ところで、若い頃、私はお御籤を引きませんでした。
いや、引けませんでした。
理由は明白。
気が小さくて心配性。
もしも、「凶」を引いてしまったら、不安で不安で夜も眠れなくなることがわかっていたからです。
でも、いくつかの挫折や苦難を経験し、さらに、いろいろな先達からの教えによって、こう考えるようになりました。
「今が人生の底で良くないなら、あとは上に上がるだけだ」
その思いを強くして、
「エイッ」とお御籤を引きます。
でも、「中吉」や「吉」、ときに「大吉」。
なかなか「凶」を引き当てられません。
なんとういう贅沢な・・・と思われるかもしれませんが、「大吉」ということは、「今が頂点」。ということは、後は底へ向かって下るだけ・・・という解釈になってしまうのです。
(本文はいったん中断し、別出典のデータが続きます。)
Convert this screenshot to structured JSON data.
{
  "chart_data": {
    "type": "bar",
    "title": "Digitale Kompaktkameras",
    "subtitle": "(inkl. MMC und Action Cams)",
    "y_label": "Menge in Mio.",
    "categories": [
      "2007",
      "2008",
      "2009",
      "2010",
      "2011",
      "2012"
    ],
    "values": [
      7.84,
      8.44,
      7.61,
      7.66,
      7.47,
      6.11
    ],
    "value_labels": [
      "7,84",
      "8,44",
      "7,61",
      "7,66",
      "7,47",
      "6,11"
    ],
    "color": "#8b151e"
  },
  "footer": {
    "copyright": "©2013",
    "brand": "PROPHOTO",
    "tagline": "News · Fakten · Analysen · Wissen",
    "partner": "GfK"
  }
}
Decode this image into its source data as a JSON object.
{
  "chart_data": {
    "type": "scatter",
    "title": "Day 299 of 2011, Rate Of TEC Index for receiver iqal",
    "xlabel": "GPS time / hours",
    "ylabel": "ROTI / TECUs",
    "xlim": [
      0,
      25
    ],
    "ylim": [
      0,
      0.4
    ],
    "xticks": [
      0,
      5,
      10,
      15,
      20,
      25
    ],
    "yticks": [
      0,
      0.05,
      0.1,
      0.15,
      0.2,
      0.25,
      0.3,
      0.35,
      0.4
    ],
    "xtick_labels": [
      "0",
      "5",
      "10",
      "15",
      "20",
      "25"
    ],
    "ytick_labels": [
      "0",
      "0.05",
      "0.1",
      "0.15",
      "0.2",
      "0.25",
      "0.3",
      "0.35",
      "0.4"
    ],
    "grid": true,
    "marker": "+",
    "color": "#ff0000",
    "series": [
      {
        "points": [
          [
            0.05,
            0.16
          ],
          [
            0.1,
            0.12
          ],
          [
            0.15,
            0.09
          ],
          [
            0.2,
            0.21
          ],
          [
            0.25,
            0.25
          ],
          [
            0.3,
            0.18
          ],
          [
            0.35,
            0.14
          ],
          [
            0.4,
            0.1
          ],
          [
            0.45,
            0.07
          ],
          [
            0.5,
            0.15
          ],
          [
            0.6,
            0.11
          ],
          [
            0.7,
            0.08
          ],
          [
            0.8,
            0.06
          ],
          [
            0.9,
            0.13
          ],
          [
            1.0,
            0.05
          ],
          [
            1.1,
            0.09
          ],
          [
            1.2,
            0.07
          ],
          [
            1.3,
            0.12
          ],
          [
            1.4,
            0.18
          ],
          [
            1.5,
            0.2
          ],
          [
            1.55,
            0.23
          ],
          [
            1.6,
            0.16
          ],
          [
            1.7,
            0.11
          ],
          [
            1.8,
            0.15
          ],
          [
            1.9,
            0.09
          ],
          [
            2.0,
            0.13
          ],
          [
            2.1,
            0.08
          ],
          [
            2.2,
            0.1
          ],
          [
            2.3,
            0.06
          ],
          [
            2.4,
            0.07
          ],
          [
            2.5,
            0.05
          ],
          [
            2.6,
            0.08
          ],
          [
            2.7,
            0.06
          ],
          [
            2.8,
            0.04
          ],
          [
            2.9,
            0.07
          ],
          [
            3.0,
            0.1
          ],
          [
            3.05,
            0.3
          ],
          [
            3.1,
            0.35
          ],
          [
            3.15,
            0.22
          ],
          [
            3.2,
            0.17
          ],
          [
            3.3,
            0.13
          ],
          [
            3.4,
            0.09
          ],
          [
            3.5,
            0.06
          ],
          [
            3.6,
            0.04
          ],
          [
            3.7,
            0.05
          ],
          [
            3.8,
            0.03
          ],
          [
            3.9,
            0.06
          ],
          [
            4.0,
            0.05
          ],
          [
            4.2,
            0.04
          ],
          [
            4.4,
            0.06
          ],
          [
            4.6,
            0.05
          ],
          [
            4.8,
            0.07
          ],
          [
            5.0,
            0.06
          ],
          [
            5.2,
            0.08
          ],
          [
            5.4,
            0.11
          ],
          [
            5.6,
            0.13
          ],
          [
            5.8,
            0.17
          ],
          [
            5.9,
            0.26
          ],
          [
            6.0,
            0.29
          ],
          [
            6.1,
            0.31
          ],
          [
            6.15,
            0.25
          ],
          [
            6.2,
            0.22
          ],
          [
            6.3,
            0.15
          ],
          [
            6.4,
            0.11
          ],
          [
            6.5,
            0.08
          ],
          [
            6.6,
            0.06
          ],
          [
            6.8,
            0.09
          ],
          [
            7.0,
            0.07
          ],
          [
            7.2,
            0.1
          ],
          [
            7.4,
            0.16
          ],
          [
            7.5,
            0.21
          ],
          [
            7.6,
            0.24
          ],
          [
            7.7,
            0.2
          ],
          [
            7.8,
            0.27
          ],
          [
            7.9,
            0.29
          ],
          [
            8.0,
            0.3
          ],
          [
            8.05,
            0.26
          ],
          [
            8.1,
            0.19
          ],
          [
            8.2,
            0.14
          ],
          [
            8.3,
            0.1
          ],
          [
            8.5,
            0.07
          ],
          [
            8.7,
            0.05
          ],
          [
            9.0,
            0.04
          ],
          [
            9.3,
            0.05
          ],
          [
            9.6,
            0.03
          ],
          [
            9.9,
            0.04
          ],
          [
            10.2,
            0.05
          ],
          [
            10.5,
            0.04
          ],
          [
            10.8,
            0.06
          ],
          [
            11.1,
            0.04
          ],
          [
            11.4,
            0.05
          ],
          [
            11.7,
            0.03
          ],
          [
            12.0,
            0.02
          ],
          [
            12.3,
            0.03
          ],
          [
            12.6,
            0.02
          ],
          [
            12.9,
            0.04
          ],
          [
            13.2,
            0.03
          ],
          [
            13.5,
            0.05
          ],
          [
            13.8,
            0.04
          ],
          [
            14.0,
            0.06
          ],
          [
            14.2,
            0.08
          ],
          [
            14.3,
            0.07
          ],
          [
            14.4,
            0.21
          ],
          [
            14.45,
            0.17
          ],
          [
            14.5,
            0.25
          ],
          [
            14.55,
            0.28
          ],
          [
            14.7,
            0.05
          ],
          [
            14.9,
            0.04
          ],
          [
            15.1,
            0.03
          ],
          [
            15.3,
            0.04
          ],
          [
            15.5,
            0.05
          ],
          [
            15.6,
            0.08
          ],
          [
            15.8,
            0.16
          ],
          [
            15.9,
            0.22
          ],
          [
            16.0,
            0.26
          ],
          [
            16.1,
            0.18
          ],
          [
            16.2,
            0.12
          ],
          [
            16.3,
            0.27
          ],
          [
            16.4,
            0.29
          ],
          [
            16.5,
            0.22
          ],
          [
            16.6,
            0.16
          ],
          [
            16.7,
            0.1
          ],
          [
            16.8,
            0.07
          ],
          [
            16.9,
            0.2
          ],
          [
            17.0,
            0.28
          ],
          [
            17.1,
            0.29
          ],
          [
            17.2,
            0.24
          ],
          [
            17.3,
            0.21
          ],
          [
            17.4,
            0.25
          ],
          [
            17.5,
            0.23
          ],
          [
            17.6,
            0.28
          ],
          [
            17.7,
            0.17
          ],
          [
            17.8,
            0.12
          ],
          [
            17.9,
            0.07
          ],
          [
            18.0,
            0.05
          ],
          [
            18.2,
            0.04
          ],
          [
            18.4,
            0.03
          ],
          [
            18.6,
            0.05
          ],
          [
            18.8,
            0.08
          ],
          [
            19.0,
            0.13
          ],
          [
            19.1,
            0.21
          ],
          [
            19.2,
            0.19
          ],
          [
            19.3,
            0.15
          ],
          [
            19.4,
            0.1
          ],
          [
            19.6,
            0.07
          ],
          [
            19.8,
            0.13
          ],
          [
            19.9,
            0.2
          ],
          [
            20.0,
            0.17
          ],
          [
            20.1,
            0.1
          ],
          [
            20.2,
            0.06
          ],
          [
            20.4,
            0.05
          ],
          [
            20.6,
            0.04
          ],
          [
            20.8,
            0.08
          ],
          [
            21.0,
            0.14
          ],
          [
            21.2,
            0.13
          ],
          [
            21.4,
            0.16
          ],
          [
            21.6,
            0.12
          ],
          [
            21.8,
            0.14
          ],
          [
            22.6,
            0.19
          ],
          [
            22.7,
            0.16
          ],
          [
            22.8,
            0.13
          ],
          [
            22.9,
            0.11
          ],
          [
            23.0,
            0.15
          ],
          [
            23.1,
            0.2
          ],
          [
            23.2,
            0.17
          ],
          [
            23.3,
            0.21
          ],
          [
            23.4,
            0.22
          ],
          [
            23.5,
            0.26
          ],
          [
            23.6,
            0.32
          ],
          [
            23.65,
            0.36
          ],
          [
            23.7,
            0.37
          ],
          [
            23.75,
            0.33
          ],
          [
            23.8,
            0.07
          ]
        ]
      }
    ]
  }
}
またまた心配性な私は、「吉」を引くことが、怖くなってしまいました。
そしてそして、2024年のお正月。
「辰年」ということで、辰にご縁のある京都の「瀧尾神社」に初詣に行きました。ここは、仕事運向上商売繁盛のご利益で知られ、本田の正面にある拝殿の天井に、長さ8メートルもの龍の彫刻が鎮座しているのです。
そこで、引いたお御籤が、なんと!
「凶」ではありませんか!!
思わず、ラッキー!と声を出してしまいました。
そこには、こんなことが書かれていました。
「誰でも叱られることは嫌である。
しかし、叱られることで初めて気付くこともたくさんある。
せっかくの指摘も偏屈な心では何も得られない。
素直な心で向き合って初めて有難いと思えるのである」
よし!
頑張ろう、と思ったのであります。